42 The conflict of views between Bryson J and Santow J was referred to by the Court of Appeal in Sasson v Fahevu [1999] NSWCA 400, unreported, 28 October 1999, Sheller JA, Beazley & Fitzgerald JJA, without resolving it or taking the opportunity to provide any guidance as to the preferable approach: per Beazley JA [31] - [32].
43 The two authorities of the Victorian Court of Appeal support the approach of rejecting the post contractual conduct. However I agree with Mr Gee’s submissions that the observations made in Savoy were obiter. In Re Homfray Hayne JA seemed to be inclined to the view consistent with rejecting the post-contract conduct but decided there was no need to express a concluded view as to whether to follow Spunwill (at 577).
44 I find it difficult to reconcile the admission of post-contract conduct in circumstances where there is no binding authority which sets the limits of the extent of the inquiry. Santow J’s approach in Spunwill might be an answer.

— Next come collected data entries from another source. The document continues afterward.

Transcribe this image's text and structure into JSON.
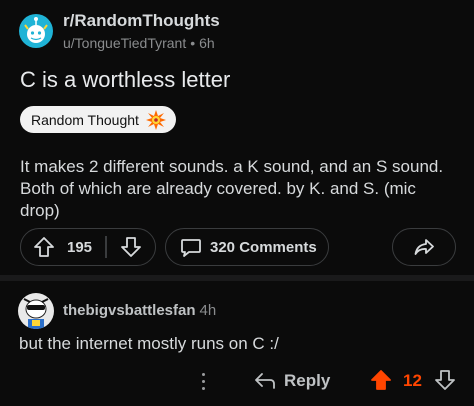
{
  "post": {
    "subreddit": "r/RandomThoughts",
    "author": "u/TongueTiedTyrant",
    "separator": "•",
    "age": "6h",
    "title": "C is a worthless letter",
    "flair": "Random Thought",
    "body": "It makes 2 different sounds. a K sound, and an S sound. Both of which are already covered. by K. and S. (mic drop)",
    "score": "195",
    "comments_label": "320 Comments"
  },
  "comment": {
    "author": "thebigvsbattlesfan",
    "age": "4h",
    "text": "but the internet mostly runs on C :/",
    "reply_label": "Reply",
    "score": "12",
    "upvoted": true
  },
  "colors": {
    "background": "#0b0b0b",
    "upvote_accent": "#ff4500",
    "flair_bg": "#f2f2f2",
    "sub_avatar": "#1fb3d6"
  }
}
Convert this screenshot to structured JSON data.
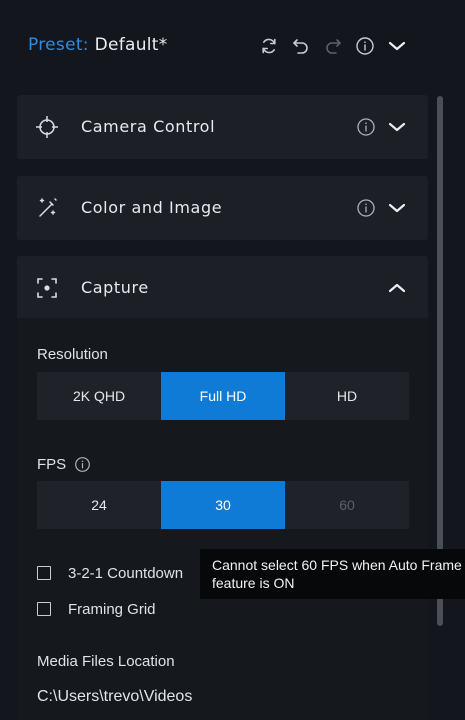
{
  "header": {
    "preset_label": "Preset:",
    "preset_value": "Default*",
    "icons": [
      "sync-icon",
      "undo-icon",
      "redo-icon",
      "info-icon",
      "chevron-down-icon"
    ]
  },
  "panels": [
    {
      "title": "Camera Control",
      "icon": "crosshair-icon",
      "expanded": false
    },
    {
      "title": "Color and Image",
      "icon": "magic-wand-icon",
      "expanded": false
    },
    {
      "title": "Capture",
      "icon": "capture-frame-icon",
      "expanded": true
    }
  ],
  "capture": {
    "resolution_label": "Resolution",
    "resolution_options": [
      "2K QHD",
      "Full HD",
      "HD"
    ],
    "resolution_selected": "Full HD",
    "fps_label": "FPS",
    "fps_options": [
      "24",
      "30",
      "60"
    ],
    "fps_selected": "30",
    "fps_disabled": "60",
    "countdown_label": "3-2-1 Countdown",
    "countdown_checked": false,
    "grid_label": "Framing Grid",
    "grid_checked": false,
    "media_label": "Media Files Location",
    "media_path": "C:\\Users\\trevo\\Videos"
  },
  "tooltip": {
    "line1": "Cannot select 60 FPS when Auto Frame",
    "line2": "feature is ON"
  },
  "colors": {
    "accent": "#0f7bd6",
    "preset_label": "#2f8ce0",
    "panel_bg": "#1c1f25",
    "background": "#13161c"
  }
}
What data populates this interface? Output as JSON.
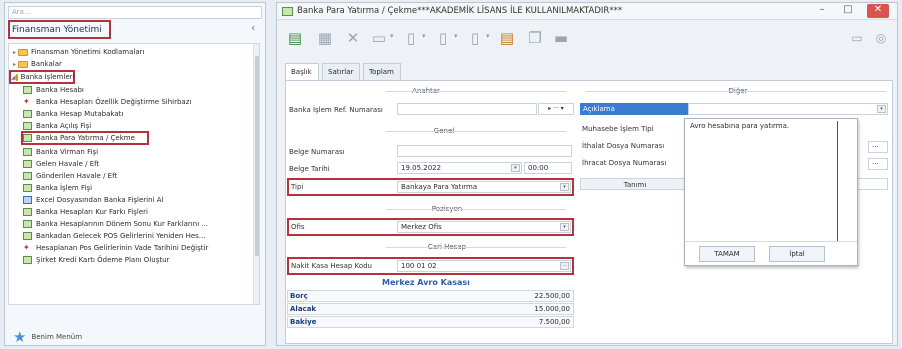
{
  "left_panel": {
    "search_placeholder": "Ara...",
    "section_title": "Finansman Yönetimi",
    "collapse_icon": "chevron-left-icon",
    "tree": [
      {
        "label": "Finansman Yönetimi Kodlamaları",
        "type": "folder",
        "expanded": false
      },
      {
        "label": "Bankalar",
        "type": "folder",
        "expanded": false
      },
      {
        "label": "Banka İşlemleri",
        "type": "folder",
        "expanded": true
      },
      {
        "label": "Banka Hesabı",
        "type": "item"
      },
      {
        "label": "Banka Hesapları Özellik Değiştirme Sihirbazı",
        "type": "wizard"
      },
      {
        "label": "Banka Hesap Mutabakatı",
        "type": "item"
      },
      {
        "label": "Banka Açılış Fişi",
        "type": "item"
      },
      {
        "label": "Banka Para Yatırma / Çekme",
        "type": "item"
      },
      {
        "label": "Banka Virman Fişi",
        "type": "item"
      },
      {
        "label": "Gelen Havale / Eft",
        "type": "item"
      },
      {
        "label": "Gönderilen Havale / Eft",
        "type": "item"
      },
      {
        "label": "Banka İşlem Fişi",
        "type": "item"
      },
      {
        "label": "Excel Dosyasından Banka Fişlerini Al",
        "type": "excel"
      },
      {
        "label": "Banka Hesapları Kur Farkı Fişleri",
        "type": "item"
      },
      {
        "label": "Banka Hesaplarının Dönem Sonu Kur Farklarını ...",
        "type": "item"
      },
      {
        "label": "Bankadan Gelecek POS Gelirlerini Yeniden Hes...",
        "type": "item"
      },
      {
        "label": "Hesaplanan Pos Gelirlerinin Vade Tarihini Değiştir",
        "type": "wizard"
      },
      {
        "label": "Şirket Kredi Kartı Ödeme Planı Oluştur",
        "type": "item"
      }
    ],
    "favorites_label": "Benim Menüm"
  },
  "window": {
    "title": "Banka Para Yatırma / Çekme***AKADEMİK LİSANS İLE KULLANILMAKTADIR***",
    "minimize": "–",
    "maximize": "□",
    "close": "✕",
    "tabs": [
      "Başlık",
      "Satırlar",
      "Toplam"
    ],
    "groups": {
      "anahtar": "Anahtar",
      "genel": "Genel",
      "pozisyon": "Pozisyon",
      "cari": "Cari Hesap",
      "diger": "Diğer"
    },
    "fields": {
      "ref_label": "Banka İşlem Ref. Numarası",
      "ref_value": "",
      "ref_buttons": "▸ ··· ▾",
      "belge_no_label": "Belge Numarası",
      "belge_no_value": "",
      "belge_tarihi_label": "Belge Tarihi",
      "belge_tarihi_value": "19.05.2022",
      "belge_saat_value": "00:00",
      "tipi_label": "Tipi",
      "tipi_value": "Bankaya Para Yatırma",
      "ofis_label": "Ofis",
      "ofis_value": "Merkez Ofis",
      "kasa_label": "Nakit Kasa Hesap Kodu",
      "kasa_value": "100 01 02",
      "kasa_name": "Merkez Avro Kasası",
      "borc_label": "Borç",
      "borc_value": "22.500,00",
      "alacak_label": "Alacak",
      "alacak_value": "15.000,00",
      "bakiye_label": "Bakiye",
      "bakiye_value": "7.500,00"
    },
    "diger": {
      "aciklama_label": "Açıklama",
      "muhasebe_label": "Muhasebe İşlem Tipi",
      "ithalat_label": "İthalat Dosya Numarası",
      "ihracat_label": "İhracat Dosya Numarası",
      "tanimi_header": "Tanımı"
    },
    "popup": {
      "text": "Avro hesabına para yatırma.",
      "ok_label": "TAMAM",
      "cancel_label": "İptal"
    }
  },
  "colors": {
    "highlight": "#b2333b",
    "kasa_name": "#2e5fa8",
    "aciklama_bg": "#3b7bd1"
  }
}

Hayne JA saw considerable difficulties in such approach in Re Homfray (at 577). This observation relied to a large extent on Gleeson CJ’s judgment in Australian Broadcasting Corporation v XIVth Commonwealth Games Ltd (1988) 18 NSWLR 540 at 549 in which the Chief Justice said:
- In my view the subsequent conduct of the parties may reveal their subjective intentions, but it is not those intentions which reveal the nature and extent of the rights and obligations of the parties, it is “the intention which was reasonably understood by the other parties to be manifested by that party’s words”.
45 Santow J’s approach limits the admissibility of the conduct to that which evidences clear and mutual subjective intention of what the contract originally meant. Such clear and mutual conduct might fall within the category of conduct referred to in Gleeson CJ’s judgment. In those circumstances the difficulties Hayne JA saw may be less than considerable.
46 If the approach adopted by Santow J is the correct approach, I am of the view that, although there may be an intention evidenced within the material, it is not a clear and mutual subjective intention as to what the contract originally meant. The parties proceeded over a number of years to treat the letter of 4 August 1983 as an arrangement to be adopted with respect to the litigation. However the correspondence is equivocal, with expressions such as “presumably” utilised to describe the proposed sharing arrangement. There was also a clear statement that such arrangement was “not binding”.
47 I do not have to choose between the approach adopted by Bryson J in Sportsvision or that adopted by Santow J in Spunwill. On either approach the documents are inadmissible and I reject them on this aspect of the case.